If you have to translate the NLRA into state property and contract terms (and I'm not entirely sure that you do, given Act preemption), the best answer might be to say that public policy implies a term in any agricultural employment contract for work in California, compelling the employer to admit union representatives as a privilege against the trespass. So land-law, you're talking consent after bargaining for value in the employment contract.
My tuppence.
Mr. D.
In light of the bizarre Ninth Circuit opinion that would NOT allow a taking unless the access, occupation, and deprivement of property were 24/7, 365; I understand the desire to find a constitutional takings issue on appeal. SCOTUS couldn't let the ninth circuit legal analysis stand. When Justice Soutamayour is leaning toward supporting a property owner, you know there is a problem with the restriction. Unfortunately, as a transactional real estate attorney who dealt with business, retail, development, and corporate matters, the legal dispute could have easily been resolved by drafting and entering into license agreements. Both sides were forced into an extreme position that confused the justices. The right to use/access a property for a limited without a specifically defined boundary location is a license. You purchase a license when you attend a festival or carnival. A movie theater is a license. Require for liability purposes and property right purposes a license for the union organizers to enter the property. The dollar amount associated with the license is negotiable and something rational real estate and business people can sort through.

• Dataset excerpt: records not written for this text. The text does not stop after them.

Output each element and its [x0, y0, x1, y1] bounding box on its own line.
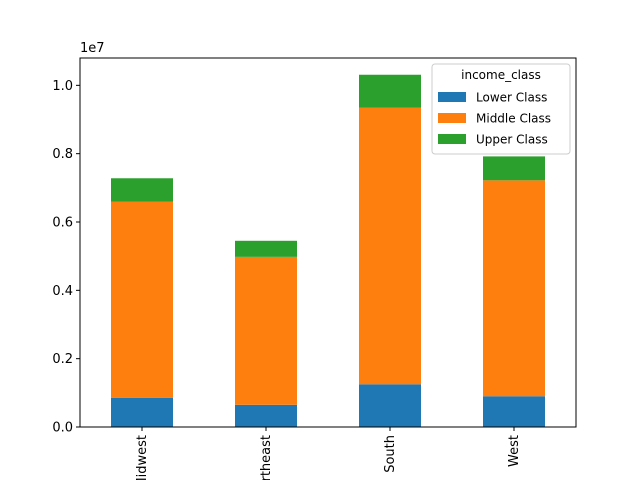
y-tick-label: 0.8 [52, 147, 73, 162]
y-tick-label: 0.6 [52, 216, 73, 231]
y-tick-label: 0.2 [52, 352, 73, 367]
y-axis: 0.0 0.2 0.4 0.6 0.8 1.0 [52, 79, 80, 436]
bar-midwest-middle-class [111, 201, 173, 398]
legend-label-lower-class: Lower Class [476, 91, 547, 105]
bars-layer [111, 74, 545, 427]
x-tick-label-south: South [383, 435, 398, 473]
legend-box [431, 63, 571, 155]
legend-swatch-upper-class [438, 134, 466, 144]
bar-midwest-upper-class [111, 178, 173, 202]
bar-northeast-upper-class [235, 240, 297, 257]
bar-west-lower-class [483, 396, 545, 427]
legend-label-upper-class: Upper Class [476, 133, 548, 147]
bar-south-middle-class [359, 107, 421, 385]
y-tick-label: 1.0 [52, 79, 73, 94]
plot-area-frame [79, 57, 577, 428]
x-tick-label-west: West [507, 435, 522, 467]
bar-west-upper-class [483, 156, 545, 181]
bar-northeast-lower-class [235, 404, 297, 427]
x-axis: Midwest Northeast South West [135, 427, 522, 480]
y-tick-label: 0.0 [52, 421, 73, 436]
bar-south-lower-class [359, 384, 421, 427]
bar-south-upper-class [359, 74, 421, 108]
bar-northeast-middle-class [235, 256, 297, 405]
y-axis-offset-label: 1e7 [80, 41, 105, 56]
legend-swatch-lower-class [438, 92, 466, 102]
legend-label-middle-class: Middle Class [476, 112, 551, 126]
legend-items: Lower Class Middle Class Upper Class [438, 91, 551, 147]
legend-swatch-middle-class [438, 113, 466, 123]
x-tick-label-northeast: Northeast [259, 435, 274, 480]
legend: income_class Lower Class Middle Class Uppe… [431, 63, 571, 155]
legend-title: income_class [461, 68, 541, 82]
x-tick-label-midwest: Midwest [135, 435, 150, 480]
bar-west-middle-class [483, 180, 545, 397]
y-tick-label: 0.4 [52, 284, 73, 299]
bar-midwest-lower-class [111, 397, 173, 427]
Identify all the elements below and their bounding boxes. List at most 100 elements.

I engaged in real estate transactions in 25 states and 3 Canadian provinces over my 33 years as an attorney. I have closed on the purchase of 300 retail locations/properties in one transaction. I have leased hundreds of retail locations and developed retail properties. I do not understand litigation for matters that transactional attornies could resolve with routine analysis and stock/form documents. I sometimes think that there is a portion of the brain of litigation attorneys that is shunted.
Bob from Ohio, I had the same take as you. From what I read in this exchange, it seemed to me like everyone was actually talking about a license.